Keyword-only. Sync. Both methods return MaskResult. Failures raise
MaskGenerationError (subclass of MaskingError); the MCP boundary
maps these to MASKING_ERROR (recoverable).
Result shape¶
@dataclass(frozen=True)
class MaskResult:
png_bytes: bytes # 8-bit grayscale PNG, target=255 / outside=0 (ADR-021)
generator: str # "coarse_agent" | "sam_provider" | ...
prompt: str | None # refinement prompt used; None on first generation
target: str # the descriptor that produced this mask
Caller registers via
chemigram.core.versioning.masks.register_mask; PNG bytes are
content-addressed in the per-image objects/ store.
Error categories¶
| Exception | When | MCP code |
|---|---|---|
MaskGenerationError |
Sampling declined; descriptor invalid; provider can't produce a mask | MASKING_ERROR (recoverable) |
MaskFormatError |
Produced bytes aren't a valid PNG | MASKING_ERROR (typically not recoverable) |
Sampling-based pattern¶
CoarseAgentProvider is the canonical bundled implementation. It splits
two concerns: an injected ask_agent callable that produces a region
descriptor ({bbox, polygon_hint?, confidence}), and a pure-Pillow
rasterizer that converts the descriptor to a grayscale PNG matching the
render's dimensions.
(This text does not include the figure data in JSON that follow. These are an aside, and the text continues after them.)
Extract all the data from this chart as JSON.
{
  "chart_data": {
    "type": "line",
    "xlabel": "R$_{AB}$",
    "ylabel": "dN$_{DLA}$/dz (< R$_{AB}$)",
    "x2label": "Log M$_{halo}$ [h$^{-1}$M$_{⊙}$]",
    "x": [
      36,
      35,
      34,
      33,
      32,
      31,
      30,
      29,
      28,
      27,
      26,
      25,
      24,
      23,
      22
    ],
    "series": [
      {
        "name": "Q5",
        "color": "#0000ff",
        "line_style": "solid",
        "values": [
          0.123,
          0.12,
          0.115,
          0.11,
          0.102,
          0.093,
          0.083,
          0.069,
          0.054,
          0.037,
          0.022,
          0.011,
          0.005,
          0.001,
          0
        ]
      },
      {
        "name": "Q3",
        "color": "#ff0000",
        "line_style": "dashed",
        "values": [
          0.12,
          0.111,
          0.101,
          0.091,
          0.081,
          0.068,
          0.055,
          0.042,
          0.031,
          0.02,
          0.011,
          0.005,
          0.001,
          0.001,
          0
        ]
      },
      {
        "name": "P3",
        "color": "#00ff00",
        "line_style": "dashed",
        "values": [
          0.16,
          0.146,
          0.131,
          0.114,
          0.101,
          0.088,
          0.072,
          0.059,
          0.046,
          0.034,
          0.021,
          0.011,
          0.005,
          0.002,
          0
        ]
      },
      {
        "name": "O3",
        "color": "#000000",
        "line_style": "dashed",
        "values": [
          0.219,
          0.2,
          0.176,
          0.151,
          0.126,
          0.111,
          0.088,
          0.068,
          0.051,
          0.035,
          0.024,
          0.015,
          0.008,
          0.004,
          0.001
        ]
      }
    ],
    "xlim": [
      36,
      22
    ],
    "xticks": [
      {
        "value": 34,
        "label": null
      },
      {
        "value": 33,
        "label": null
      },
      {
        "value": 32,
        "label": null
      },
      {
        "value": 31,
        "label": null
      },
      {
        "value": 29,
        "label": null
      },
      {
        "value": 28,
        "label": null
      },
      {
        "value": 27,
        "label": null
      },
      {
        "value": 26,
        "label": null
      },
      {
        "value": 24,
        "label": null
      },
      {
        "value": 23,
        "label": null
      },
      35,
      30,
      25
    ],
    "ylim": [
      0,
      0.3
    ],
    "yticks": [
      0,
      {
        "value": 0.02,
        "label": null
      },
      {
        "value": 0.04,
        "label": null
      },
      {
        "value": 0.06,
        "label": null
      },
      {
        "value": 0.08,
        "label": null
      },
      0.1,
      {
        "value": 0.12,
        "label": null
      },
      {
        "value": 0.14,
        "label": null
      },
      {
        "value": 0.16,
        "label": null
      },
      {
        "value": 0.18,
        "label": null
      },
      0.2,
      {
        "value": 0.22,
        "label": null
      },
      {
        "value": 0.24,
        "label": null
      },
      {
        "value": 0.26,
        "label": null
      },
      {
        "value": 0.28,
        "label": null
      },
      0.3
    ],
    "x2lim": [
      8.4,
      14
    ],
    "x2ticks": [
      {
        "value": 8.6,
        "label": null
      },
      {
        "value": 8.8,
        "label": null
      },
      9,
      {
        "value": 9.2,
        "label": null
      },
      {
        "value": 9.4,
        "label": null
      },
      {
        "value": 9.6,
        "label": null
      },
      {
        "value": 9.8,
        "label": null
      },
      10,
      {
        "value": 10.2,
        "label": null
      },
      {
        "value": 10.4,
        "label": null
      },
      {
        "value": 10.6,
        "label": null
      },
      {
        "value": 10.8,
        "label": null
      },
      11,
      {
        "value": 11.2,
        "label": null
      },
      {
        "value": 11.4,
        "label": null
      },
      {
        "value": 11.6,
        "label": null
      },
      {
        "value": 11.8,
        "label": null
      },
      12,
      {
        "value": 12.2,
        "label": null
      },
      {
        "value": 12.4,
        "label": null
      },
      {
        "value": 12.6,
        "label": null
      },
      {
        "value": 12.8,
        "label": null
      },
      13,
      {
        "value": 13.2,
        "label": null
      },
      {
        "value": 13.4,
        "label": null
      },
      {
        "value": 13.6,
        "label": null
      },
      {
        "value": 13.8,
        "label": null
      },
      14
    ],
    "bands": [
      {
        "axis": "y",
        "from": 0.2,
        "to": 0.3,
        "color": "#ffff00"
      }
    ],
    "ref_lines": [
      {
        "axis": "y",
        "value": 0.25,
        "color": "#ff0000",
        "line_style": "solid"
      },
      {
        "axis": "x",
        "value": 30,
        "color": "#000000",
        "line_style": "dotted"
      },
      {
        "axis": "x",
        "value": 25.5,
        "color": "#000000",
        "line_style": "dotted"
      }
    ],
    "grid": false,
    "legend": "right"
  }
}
The split keeps chemigram.core.masking free of
any mcp SDK import — the production wiring of the sampling round-trip
lives in the MCP layer (#18).
Async path¶
Reserved for a follow-up RFC. v0.4.0 sync is sufficient because the agent-orchestrated mask generation already overlaps with previous-turn inference latency.
Rationale¶
- Sync over async: the provider sits behind one MCP tool call; the cost of awaiting completion is bounded by the agent's own response latency. Adding async surface area without evidence of a bottleneck is YAGNI.
- Keyword-only args: prevents argument-position breakage when
third-party providers (e.g.,
chemigram-masker-sam) implement the Protocol. - PNG bytes in
MaskResult, not a path: the registry is content- addressed; making bytes the contract avoids each provider needing filesystem semantics. generatorstring, not class identity: registry records carry it for provenance; serializable; cross-process portable.
Alternatives considered¶
- Async-only Protocol — rejected: forces every caller into the async transport even for trivial in-process providers. Sync + run-in- thread for slow providers is cleaner for v1.
- Stream of partial masks — rejected: agent-orchestrated mask generation is one-shot per turn. Streaming would only help if a provider could yield progressively-refined masks during sampling, and no current provider does.
- Single
maskmethod withprior_mask: bytes | None = None— rejected: separates first-gen vs refinement paths so providers that treat them differently (e.g., SAM with prompt expansion) don't have to branch internally onprior_mask is None. - Return only PNG bytes — rejected: registry needs
generatorandpromptfor provenance;targetis useful when an agent passes a registered mask name and we recover the descriptor.
Consequences¶
Positive:
- Provider implementations are simple to write and to test in
isolation; the rasterizer + descriptor split keeps the bundled default
close to the BYOA frontier (no PyTorch).
- Sibling project chemigram-masker-sam (Phase 4) implements the same
Protocol — substituting providers is a one-line build_server(masker=...)
change.
Negative:
- Sync API blocks the MCP server's event loop during generation. v0.4.0
uses MCP sampling which is itself async-driven; the bundled provider
marshals via anyio.run internally where needed.
- MaskResult doesn't carry a confidence score. Agents can ask for it
via the descriptor schema; if confidence becomes a registry-level
concern, a follow-up ADR adds the field.
Implementation notes¶
chemigram.core.masking.__init__— Protocol +MaskResult+ exception hierarchy.chemigram.core.masking.coarse_agent—CoarseAgentProvider,AgentRequest,AskAgent+ the_rasterizehelper.chemigram.mcp.tools.masks._generate_mask/_regenerate_mask— consumes aMaskingProviderviaToolContext.masker.chemigram.mcp.server.build_server(masker=...)— production wiring point.chemigram.mcp._test_harness— accepts a fake masker for tests.- Test evidence:
tests/integration/mcp/test_full_session_with_masks.pyexercises generate → list → apply(mask_override) → regenerate end-to- end through MCP with a fake sampling-based masker.